Hql中生僻的 sql
1,一列多行转一行多列
create table dev_updated.costomer_wujb5(
customer string,
product string,
monetary string
);
truncate table costomer;
insert into dev_updated.costomer_wujb5 values('Mary','Fin_pro_1',10000);
insert into dev_updated.costomer_wujb5 values('Mary','Fin_pro_2',5000);
insert into dev_updated.costomer_wujb5 values('Mary','Fin_pro_3',15000);
insert into dev_updated.costomer_wujb5 values('Tom','Fin_pro_1',8000);
insert into dev_updated.costomer_wujb5 values('Tom','Fin_pro_2',4000);
insert into dev_updated.costomer_wujb5 values('Tom','Fin_pro_3',20000);
select * from dev_updated.costomer_wujb5;
select customer,
max(case when product = 'Fin_pro_1' then monetary else null end) Fin_pro_1,
max(case when product = 'Fin_pro_2' then monetary else null end) Fin_pro_2,
max(case when product = 'Fin_pro_3' then monetary else null end) Fin_pro_3
from dev_updated.costomer_wujb5 group by customer
2,去除特殊字符
select regexp_replace('\t abc \n def \r hij', '\n|\t|\r', '');
3,计算当前月最后一天的日期
select
date_sub(
concat(
concat(
(case when month(current_date())=12 then year(current_date())+1 else year(current_date()) end),
'-',
(case when month(current_date())=12 then '01'
when month(current_date())=11 then '12'
else concat('0',month(current_date())+1) end)),
'-',
'01'),
1) as month_last_day;
--------------这个简单,几个单词搞定
select last_day(current_date);
4,每个月周五最大的一天
select
case when t.a=5 then '2019-03-31'
when t.a=7 then date_sub('2019-03-31',2)
when t.a=6 then date_sub('2019-03-31',1)
when t.a=4 then date_sub('2019-03-31',6)
when t.a=3 then date_sub('2019-03-31',5)
when t.a=2 then date_sub('2019-03-31',4)
else date_sub('2019-03-31',3) end max_friday
from(
select pmod(datediff('2019-03-31','2018-01-01')+1,7) a
) t;
4.1,每个月的第一个周末
select case when t.a=0 and t.b<8 then 1 else 0 end
from(
select pmod(datediff(substr(cast(current_date as string),1,10),'2018-01-01')+1,7) a,day(current_date) b
) t
可参考链接:https://blog.csdn.net/hechaoyong12345/article/details/106481596 -- pmod()的用法
5,分区的使用
show partitions dev_updated.wuwang_test_udl -----------查看分区
alter table dev_updated.wuwang_test_udl drop partition (batch_number="true") -------删除分区,同时会将该分区下的数据删除
6,行转列,列转行
-------hive中的列转行-----concat_ws(collect_set())
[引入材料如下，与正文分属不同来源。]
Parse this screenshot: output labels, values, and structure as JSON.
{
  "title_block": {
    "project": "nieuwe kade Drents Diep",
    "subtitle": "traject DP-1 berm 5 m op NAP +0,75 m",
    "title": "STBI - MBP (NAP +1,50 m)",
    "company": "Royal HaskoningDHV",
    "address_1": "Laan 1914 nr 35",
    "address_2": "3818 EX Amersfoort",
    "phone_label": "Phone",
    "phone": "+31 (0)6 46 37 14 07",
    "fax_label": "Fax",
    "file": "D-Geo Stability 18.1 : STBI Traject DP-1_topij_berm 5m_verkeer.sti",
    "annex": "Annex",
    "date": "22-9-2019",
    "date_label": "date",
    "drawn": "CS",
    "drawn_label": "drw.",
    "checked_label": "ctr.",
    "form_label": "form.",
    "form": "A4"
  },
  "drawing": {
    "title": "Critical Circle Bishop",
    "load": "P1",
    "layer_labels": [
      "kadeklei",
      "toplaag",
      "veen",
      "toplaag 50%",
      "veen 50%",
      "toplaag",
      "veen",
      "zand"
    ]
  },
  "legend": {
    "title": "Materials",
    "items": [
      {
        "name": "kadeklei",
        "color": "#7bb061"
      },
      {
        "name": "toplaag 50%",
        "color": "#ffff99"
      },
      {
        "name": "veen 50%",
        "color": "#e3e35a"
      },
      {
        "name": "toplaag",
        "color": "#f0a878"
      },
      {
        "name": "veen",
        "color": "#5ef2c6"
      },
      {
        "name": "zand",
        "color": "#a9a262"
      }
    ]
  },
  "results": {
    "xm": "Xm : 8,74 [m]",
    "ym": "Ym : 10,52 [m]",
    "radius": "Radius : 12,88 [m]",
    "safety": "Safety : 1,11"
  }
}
SELECT update_timestamp,concat_ws('===',collect_set(name)) name FROM `dev_updated`.`test_stu_info_udl` GROUP BY update_timestamp
------mysql中的列转行-----group_concat
select id,group_concat(name separator ';') from aa group by id;
------mysql中 concat_ws 只是一个单纯的拼接----
select concat_ws(',','11','22',NULL);
--结果:11,22
-------- 列转行
select split(name,'===')[0],update_timestamp from (
SELECT update_timestamp,concat_ws('===',collect_set(name)) name FROM `dev_updated`.`test_stu_info_udl` GROUP BY update_timestamp) a
union all
select split(name,'===')[1],update_timestamp from (
SELECT update_timestamp,concat_ws('===',collect_set(name)) name FROM `dev_updated`.`test_stu_info_udl` GROUP BY update_timestamp) a
7,嵌套json 的使用
select get_json_object('{"store": {"fruit":\[{"weight":8,"type":"apple"},{"weight":9,"type":"pear"}], "bicycle":{"price":19.95,"color":"red"} },
"email":"amy@only_for_json_udf_test.net",
"owner":"amy" }',"$.store.bicycle.color")
8,正则表达式的使用
SELECT * FROM `dev_updated`.`test_stu_info_udl` where update_timestamp like '%$%'
select regexp_extract(update_timestamp,'^(/d{4})(-)(/d{2})(.*)$',0) from `dev_updated`.`test_stu_info_udl`
9,时间类型的转换
SELECT from_unixtime('1536313460')
--获取当天时间
select from_unixtime(cast(unix_timestamp() as BIGINT),'yyyyMMdd')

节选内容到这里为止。